Dans tes premiers enregistrements solo (Le Tamanoir de mes Rêves), tes influences relèvent du jazz manouche, influences que l’on pouvait déjà entendre dans Da Capo. Sur tes compositions les plus récentes, l’influence de la musique brésilienne (et surtout de la MPB) est très claire. Comment expliques-tu cette évolution ?

Je n’entends pas vraiment de jazz manouche dans le Tamanoir de mes Rêves encore moins dans Da Capo, mais comme la musique s’écrit dans l’oreille de celui qui l’écoute… Le jazz manouche m’a permis de gagner ma vie en jouant des concerts mais c’est un style qui ne m’intéresse pas du point de vue de la composition, il me semble que Django l’a sublimé et il est mort en 1953 ! D’ailleurs, Il se dirigeait vers le Bop quand il est mort. Un peu comme Hendrix, qui, lui, allait faire un disque avec Miles Davis. Pour en revenir au Tamanoir, c’est surtout l’influence de Michel Legrand ou Philip Catherine (le guitariste de jazz belge) ou même du jazz klezmer que je perçois. Quand à la musique brésilienne, c’est un amour récent, cinq ou six ans tout au plus : j’ai d’abord écouté Chico Buarque dans son album Perfil, puis le choc Milton Nascimento, la claque que recherche tout mélomane, puis Tom Zé, Louis Gonzag, Edu Lobo, Elis Régina…. je suis loin d’avoir fait le tour.. Et comme eux, je veux faire danser.

Tu as réalisé un petit documentaire sur Georges Mégalos qui a accompagné, entre autres, Stéphane Grappelli . Comment l’as-tu rencontré ? Comment en êtes-vous arrivés à faire un bœuf ensemble ?

Georges est un « musicien pour musicien » comme on dit dans le jargon.

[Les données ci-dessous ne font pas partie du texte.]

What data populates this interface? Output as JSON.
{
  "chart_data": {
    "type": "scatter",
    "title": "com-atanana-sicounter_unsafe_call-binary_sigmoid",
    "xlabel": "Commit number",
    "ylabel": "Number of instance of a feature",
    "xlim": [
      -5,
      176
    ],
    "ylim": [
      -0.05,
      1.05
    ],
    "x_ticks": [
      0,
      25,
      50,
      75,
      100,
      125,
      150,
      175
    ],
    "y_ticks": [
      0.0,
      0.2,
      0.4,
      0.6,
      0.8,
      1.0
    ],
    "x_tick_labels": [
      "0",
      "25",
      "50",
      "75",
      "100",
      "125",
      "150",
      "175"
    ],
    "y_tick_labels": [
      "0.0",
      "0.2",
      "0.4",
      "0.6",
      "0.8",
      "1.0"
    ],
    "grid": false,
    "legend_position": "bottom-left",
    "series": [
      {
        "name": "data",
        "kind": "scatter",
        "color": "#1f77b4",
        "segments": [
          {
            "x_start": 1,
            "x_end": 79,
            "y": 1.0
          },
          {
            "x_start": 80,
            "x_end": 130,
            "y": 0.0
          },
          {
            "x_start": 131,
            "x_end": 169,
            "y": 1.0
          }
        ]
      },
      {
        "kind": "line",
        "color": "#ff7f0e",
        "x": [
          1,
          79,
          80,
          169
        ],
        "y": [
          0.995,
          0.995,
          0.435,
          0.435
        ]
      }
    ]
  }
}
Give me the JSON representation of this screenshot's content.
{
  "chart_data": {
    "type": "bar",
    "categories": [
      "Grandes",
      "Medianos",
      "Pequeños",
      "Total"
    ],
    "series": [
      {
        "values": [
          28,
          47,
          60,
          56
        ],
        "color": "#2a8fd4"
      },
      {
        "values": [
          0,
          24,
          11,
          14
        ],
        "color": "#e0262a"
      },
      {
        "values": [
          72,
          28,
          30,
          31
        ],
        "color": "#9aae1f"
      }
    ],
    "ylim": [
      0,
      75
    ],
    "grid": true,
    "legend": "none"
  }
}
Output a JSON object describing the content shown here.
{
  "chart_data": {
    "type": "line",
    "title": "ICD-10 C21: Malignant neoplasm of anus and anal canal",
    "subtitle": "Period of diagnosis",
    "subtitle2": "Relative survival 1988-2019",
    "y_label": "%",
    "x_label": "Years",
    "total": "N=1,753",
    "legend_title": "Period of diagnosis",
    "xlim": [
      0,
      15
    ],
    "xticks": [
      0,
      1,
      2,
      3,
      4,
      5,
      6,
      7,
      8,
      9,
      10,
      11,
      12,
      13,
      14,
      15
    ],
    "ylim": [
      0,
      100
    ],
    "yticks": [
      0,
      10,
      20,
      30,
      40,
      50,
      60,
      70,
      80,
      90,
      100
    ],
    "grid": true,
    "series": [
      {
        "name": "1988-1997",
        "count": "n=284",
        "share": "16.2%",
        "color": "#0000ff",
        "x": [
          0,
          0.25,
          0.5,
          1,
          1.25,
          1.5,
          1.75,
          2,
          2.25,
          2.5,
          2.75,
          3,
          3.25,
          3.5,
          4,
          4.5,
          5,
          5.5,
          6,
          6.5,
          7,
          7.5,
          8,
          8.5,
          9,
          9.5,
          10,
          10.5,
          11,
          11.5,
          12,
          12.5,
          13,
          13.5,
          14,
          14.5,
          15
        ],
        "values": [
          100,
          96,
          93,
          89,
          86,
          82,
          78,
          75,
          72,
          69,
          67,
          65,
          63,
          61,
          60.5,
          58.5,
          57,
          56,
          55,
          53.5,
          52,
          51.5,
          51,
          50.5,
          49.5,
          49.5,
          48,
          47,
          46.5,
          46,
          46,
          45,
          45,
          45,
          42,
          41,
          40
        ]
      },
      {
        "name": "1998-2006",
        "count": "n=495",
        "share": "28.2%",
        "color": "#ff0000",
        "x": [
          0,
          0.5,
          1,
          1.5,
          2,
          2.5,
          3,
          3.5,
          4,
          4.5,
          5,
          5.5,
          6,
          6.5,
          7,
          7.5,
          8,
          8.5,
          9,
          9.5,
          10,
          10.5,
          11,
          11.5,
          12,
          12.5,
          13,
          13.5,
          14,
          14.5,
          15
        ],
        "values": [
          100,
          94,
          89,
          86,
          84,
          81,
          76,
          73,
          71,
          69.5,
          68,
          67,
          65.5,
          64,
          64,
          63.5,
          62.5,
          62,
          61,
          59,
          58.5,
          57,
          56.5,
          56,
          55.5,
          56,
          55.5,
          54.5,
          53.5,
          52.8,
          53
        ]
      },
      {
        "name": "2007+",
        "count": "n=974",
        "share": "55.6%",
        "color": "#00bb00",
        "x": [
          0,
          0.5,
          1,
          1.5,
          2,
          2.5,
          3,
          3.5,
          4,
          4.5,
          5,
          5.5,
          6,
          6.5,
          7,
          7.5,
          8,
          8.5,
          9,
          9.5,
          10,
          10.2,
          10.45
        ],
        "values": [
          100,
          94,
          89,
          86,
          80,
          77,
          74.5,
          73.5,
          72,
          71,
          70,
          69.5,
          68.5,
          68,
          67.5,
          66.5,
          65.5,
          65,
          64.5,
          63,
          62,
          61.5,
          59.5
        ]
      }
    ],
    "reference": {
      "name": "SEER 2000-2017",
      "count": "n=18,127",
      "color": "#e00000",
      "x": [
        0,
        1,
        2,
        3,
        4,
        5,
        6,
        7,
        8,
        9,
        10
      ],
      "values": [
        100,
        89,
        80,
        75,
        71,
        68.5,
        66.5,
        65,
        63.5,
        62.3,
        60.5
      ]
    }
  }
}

Il a accompagné toute la variété française de l’époque (de Johnny Hallyday à Serge Reggiani en passant par Brassens et Michel Warlop). Puis, il s’est retiré à Saint-Flour dans le Cantal. C’est au Puy-en-Velay que je l’ai rencontré, il venait jouer avec les musiciens locaux. Je me souviens qu’il dormait à la maison, moi je commençais à peine la guitare, j’étais sous le charme de ce vieux qui jouait terriblement. En plus, il avait un don pour raconter les anecdotes sur sa vie et on s’amusait vraiment, c’est ce qui m’a donné l’envie de faire ce documentaire sur lui… c’est génial que ce film existe parce que maintenant il sucre les fraises dans un hospice et a tout oublié de la guitare….terrible !

Avec un parcours musical aussi varié, le risque serait de perdre une partie de ton public d’un album à l’autre. À quel genre de public as-tu affaire ? Est-ce que tu saurais nous dire si tu as un public plutôt fidèle, assez curieux et téméraire pour te suivre dans toutes tes évolutions, ou s’il se renouvelle au fil de tes créations ?

Soyons franc, je pars de rien. Da Capo a un tout petit public et moi, je n’ai joué que du jazz depuis dix ans. Je compose des chansons en français depuis six ans mais je commence juste à les jouer en public (26 septembre 2014 à l’Olympic Café) et je me découvre. Donc, tout est à faire. Mais la matrice est très solide.

Tu es musicien depuis de nombreuses années. Chanter pour un public d’avertis, est-ce plus facile aujourd’hui ou lorsque tu as commencé ? As-tu noté beaucoup de changements dans ta relation au public ?

Je découvre tout cela, être leader, c’est nouveau pour moi. Les montées d’endorphines sur scène, cela me fait sourire… C’est facile !

Venons-en aux textes. Assez difficiles à déchiffrer, ils évoquent plus qu’ils ne disent. D’où tiens-tu cette écriture particulière ?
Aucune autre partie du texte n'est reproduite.